Petit mal genellikle çocuklukta başlar ve günde birkaç kez tekrarlanır.
Petit mal dalma nöbetleri dalgınlıkla karıştırılabilir beye genç bir kişinin çevresiyle istemli olarak ilgisiz kalması yanlış olarak bu tip bir nöbeti düşündürebilir. Ani başlayıp ani biten boşluk ve dalgınlık nöbetleri petit mal’ı akla getirmelidir.
EPİLEPSİNİN NEDENLERİ
Bazı epilepsi türleri(Primer jeneralize veya idiyopatik epilepsi) aileseldir. Bu nedenle soy geçmiş araştırılarak başka epileptik olup olmadığı araştırılır. Bazı epilepsi türleri ise intrakranial(beyin içinde) patolojik durumları yansıtır. Bu patoloji daha önce aktif olan bir patolojik sürece ait skar dokusudur, ancak bazen bu süreç aktif iken de epileptik nöbetler görülebilir. Bunlar:
Beyine olan doğum travmaları
Yaşamın herhangi bir bölümünde kafatası ve beyin travması
Menenjit, ansefalit veya beyin apsesi sırasında veya sonrası
Serebral kanama sırasında veya buna sekel olarak
Beyin ameliyatlarının kaçınılmaz travması sonucu
Beyin tümörleri
Bazen epileptik nöbetler lokal fiziksel hastalıklardan başka, beyinde olan biyokimyasal bozukluklardan kaynaklanır:
Alkol ve ilaç kesilmesi
Hepatik, üremik ve hipoglisemik komalarda
TEDAVİ
Olay yerinde:
Eğer bir kişi aniden Grand mal nöbeti geçirirse, yakınında bulunanlar şu önlemleri almalıdır:
1) Hastanın solunum yolu açık tutulmalı(yan yatar duruma getirip çenesine yukarı doğru kuvvetli basınç uygulamalı)

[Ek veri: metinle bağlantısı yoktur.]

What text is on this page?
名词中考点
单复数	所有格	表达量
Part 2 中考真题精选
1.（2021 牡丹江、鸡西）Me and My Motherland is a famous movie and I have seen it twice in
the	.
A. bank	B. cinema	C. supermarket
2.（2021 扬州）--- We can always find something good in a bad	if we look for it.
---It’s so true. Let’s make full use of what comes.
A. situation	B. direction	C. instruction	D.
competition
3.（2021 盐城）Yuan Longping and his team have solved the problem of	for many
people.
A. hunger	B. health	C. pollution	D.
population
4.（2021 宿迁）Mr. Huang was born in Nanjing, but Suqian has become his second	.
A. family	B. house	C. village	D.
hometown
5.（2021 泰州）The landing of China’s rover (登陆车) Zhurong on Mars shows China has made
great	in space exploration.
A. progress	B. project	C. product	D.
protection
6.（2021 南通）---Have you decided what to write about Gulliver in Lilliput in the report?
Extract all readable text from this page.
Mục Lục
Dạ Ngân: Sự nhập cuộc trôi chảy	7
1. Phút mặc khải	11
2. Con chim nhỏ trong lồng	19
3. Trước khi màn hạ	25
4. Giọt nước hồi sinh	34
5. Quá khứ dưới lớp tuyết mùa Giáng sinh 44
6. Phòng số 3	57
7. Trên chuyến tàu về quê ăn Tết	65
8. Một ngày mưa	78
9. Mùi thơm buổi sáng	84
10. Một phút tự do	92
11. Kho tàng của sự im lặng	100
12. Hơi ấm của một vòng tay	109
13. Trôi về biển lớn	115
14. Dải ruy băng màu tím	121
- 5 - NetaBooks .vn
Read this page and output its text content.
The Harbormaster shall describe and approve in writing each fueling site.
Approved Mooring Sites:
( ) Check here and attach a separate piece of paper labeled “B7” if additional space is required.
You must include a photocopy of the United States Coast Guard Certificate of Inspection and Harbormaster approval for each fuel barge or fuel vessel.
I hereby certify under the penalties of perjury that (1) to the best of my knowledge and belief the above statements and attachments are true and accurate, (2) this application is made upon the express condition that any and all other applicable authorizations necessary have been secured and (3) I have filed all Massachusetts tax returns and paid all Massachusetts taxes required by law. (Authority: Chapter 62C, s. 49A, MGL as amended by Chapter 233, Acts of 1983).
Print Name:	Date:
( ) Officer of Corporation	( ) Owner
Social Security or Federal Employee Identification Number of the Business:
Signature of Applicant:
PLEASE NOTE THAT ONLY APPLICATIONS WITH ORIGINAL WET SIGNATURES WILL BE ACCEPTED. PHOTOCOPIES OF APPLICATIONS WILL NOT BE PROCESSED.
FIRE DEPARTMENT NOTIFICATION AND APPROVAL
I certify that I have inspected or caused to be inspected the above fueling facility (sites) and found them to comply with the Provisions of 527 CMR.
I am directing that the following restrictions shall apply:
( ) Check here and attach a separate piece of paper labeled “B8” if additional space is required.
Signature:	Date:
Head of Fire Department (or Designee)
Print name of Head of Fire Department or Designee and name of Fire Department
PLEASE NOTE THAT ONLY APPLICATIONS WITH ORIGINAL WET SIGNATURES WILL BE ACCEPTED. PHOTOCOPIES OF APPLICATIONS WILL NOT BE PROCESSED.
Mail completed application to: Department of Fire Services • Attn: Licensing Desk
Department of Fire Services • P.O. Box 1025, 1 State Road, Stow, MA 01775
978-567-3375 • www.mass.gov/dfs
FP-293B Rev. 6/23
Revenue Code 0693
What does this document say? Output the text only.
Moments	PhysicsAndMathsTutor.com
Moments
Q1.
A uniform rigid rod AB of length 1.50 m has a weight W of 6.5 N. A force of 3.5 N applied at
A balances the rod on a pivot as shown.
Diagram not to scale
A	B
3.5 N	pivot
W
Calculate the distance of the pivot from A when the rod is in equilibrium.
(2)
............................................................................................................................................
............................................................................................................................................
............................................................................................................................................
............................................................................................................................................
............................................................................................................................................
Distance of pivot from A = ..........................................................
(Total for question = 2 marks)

2) Salyasının solunum yolunu tıkamasına engel olmak için sırt üstü dönmesi engellenmeli
3) Kuvvetli konvülsif hareketler sırasında hastanın kendine zarar vermesi önlenmeli(hastayı sert, keskin ve sıcak cisimlerden uzak tutarak)
Tanısı yeni konmuş epileptik hastaların yakınlarına bu bilgiler verilmelidir. Bir erişkinde kasılmaların sona ermesi ve hastanın bilincinin yerine gelmesi beklenir. Eğer hastanın eski bir epileptik olduğu orada saptanırsa, başka bir yardıma gerek yoktur. Ancak hasta yaşamında ilk kez nöbet geçiriyorsa ve bu Grand mal tarzında bir nöbetse hemen o sırada ya da 1–2 gün içerisinde daha ileri tıbbi yaklaşım gereklidir.
AÇIKLAMA
Yeni tanısı konmuş bir epilepsi vakasında atılacak ilk adım, hasta yakınlarıyla, onların zekâ ve kültür düzeyleri de göz önüne alınarak, epilepsinin tedavisi konusunda destekleyici konuşmalar ve açıklamalar yapmaktır. Epilepsi sözcüğü bazen ailelerde aşırı üzüntü yaratır. Çoğu zaman, hasta değil, hasta yakınlarının bilinç kaybı hakkında endişeli olduğu görülür. Onlara, epileptik nöbetlerin, ne kadar şiddetli olursa olsun,-solunum açık olduğu sürece- hastaların ölümüne yol açmadığı anlatılmalıdır. Bu açıklamalar sırasında epilepsinin; delilik, beyin tümörleri gibi hastalıklarla ilişkili olduğu korkuları giderilmeli, hastanın hastalığını çocuklarına geçirmesinden çekinen hasta yakınlarına gerekli açıklamalar yapılmalıdır.
Çocukların ve gençlerin yaşlarının ilerlemesiyle epilepsi nöbetlerine eğilimlerinin azalacağı ve epilepsinin ilaçlarla hastaların çoğunda kontrol altına alınabileceği de açıklanmalıdır.